In August 2023, Mayor Adams laid out projections estimating the cost of the asylum seeker crisis to grow to more than $12 billion over three fiscal years — between FY23 and FY25 — if circumstances did not change. From April 2022 through December 2023, the city has already spent an estimated $3.5 billion on shelter and services for over 168,500 individuals who came through the city’s intake center during that timeframe. With sunsetting COVID-19 stimulus funding, slowing tax revenue growth, expenses from labor contracts this administration inherited being unresolved for years, and a lack of significant state or federal government action on the asylum seeker crisis, Mayor Adams took action — announcing a 5 percent Program to Eliminate the Gap (PEG) on city-funded spending for all city agencies with plans for additional rounds of PEGs in the Preliminary and Executive Budgets. And, through strong fiscal management that included implementing measures to reduce household per-diem costs and helping put migrants on the path to self-sufficiency, the city will achieve a reduction in city-funded asylum seeker spending on the migrant crisis, which will be detailed in the FY25 Preliminary Budget.

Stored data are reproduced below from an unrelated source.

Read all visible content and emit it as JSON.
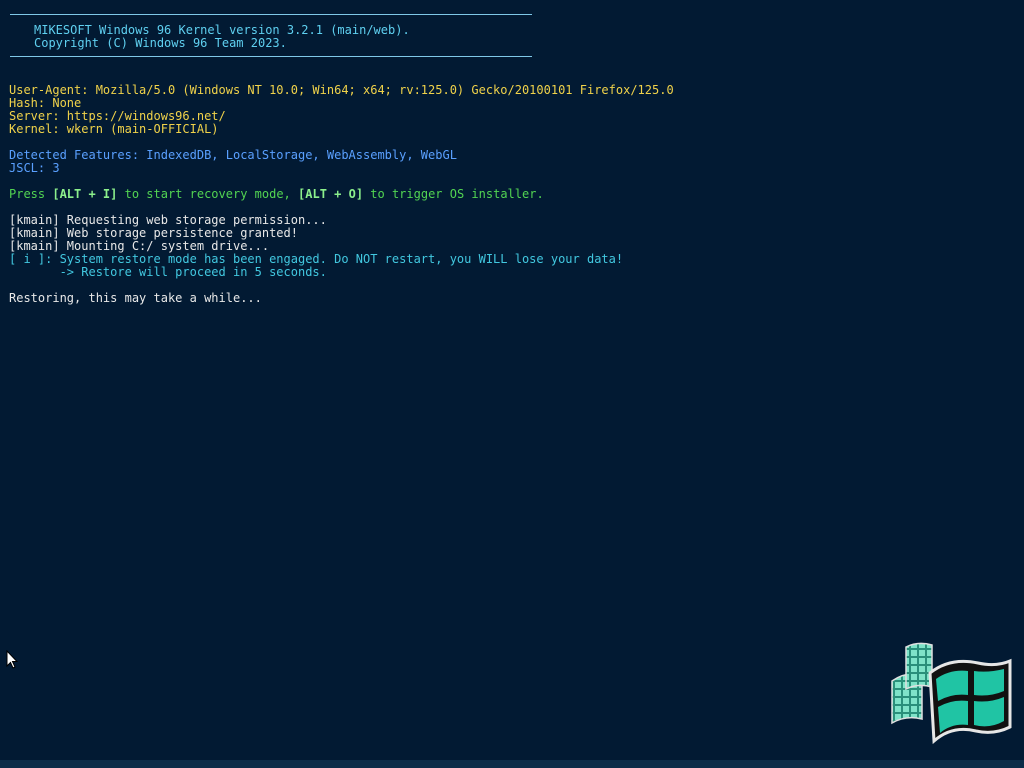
{
  "banner": {
    "line1": "MIKESOFT Windows 96 Kernel version 3.2.1 (main/web).",
    "line2": "Copyright (C) Windows 96 Team 2023."
  },
  "info": {
    "user_agent": "User-Agent: Mozilla/5.0 (Windows NT 10.0; Win64; x64; rv:125.0) Gecko/20100101 Firefox/125.0",
    "hash": "Hash: None",
    "server": "Server: https://windows96.net/",
    "kernel": "Kernel: wkern (main-OFFICIAL)"
  },
  "features": {
    "detected": "Detected Features: IndexedDB, LocalStorage, WebAssembly, WebGL",
    "jscl": "JSCL: 3"
  },
  "prompt": {
    "press": "Press ",
    "key1": "[ALT + I]",
    "mid": " to start recovery mode, ",
    "key2": "[ALT + O]",
    "end": " to trigger OS installer."
  },
  "log": {
    "line1": "[kmain] Requesting web storage permission...",
    "line2": "[kmain] Web storage persistence granted!",
    "line3": "[kmain] Mounting C:/ system drive...",
    "info1": "[ i ]: System restore mode has been engaged. Do NOT restart, you WILL lose your data!",
    "info2": "       -> Restore will proceed in 5 seconds."
  },
  "status": {
    "restoring": "Restoring, this may take a while..."
  },
  "icons": {
    "cursor": "mouse-pointer-icon",
    "logo": "windows96-logo"
  },
  "colors": {
    "background": "#021a33",
    "banner": "#5fd0f0",
    "info": "#f0d24a",
    "features": "#5aa0ff",
    "prompt": "#52d452",
    "log": "#e8e8e8",
    "notice": "#42c8e0"
  }
}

As a result of the administration’s policies, nearly 60 percent of the asylum seekers who came through the city’s intake center have left the city’s care and taken the next steps in their journeys. Through the Asylum Application Help Center and the city’s satellite sites, the city has helped submit more than 25,000 work authorization, temporary protected status, and asylum applications, moving asylum seekers that much closer to being able to legally work and be self-sufficient.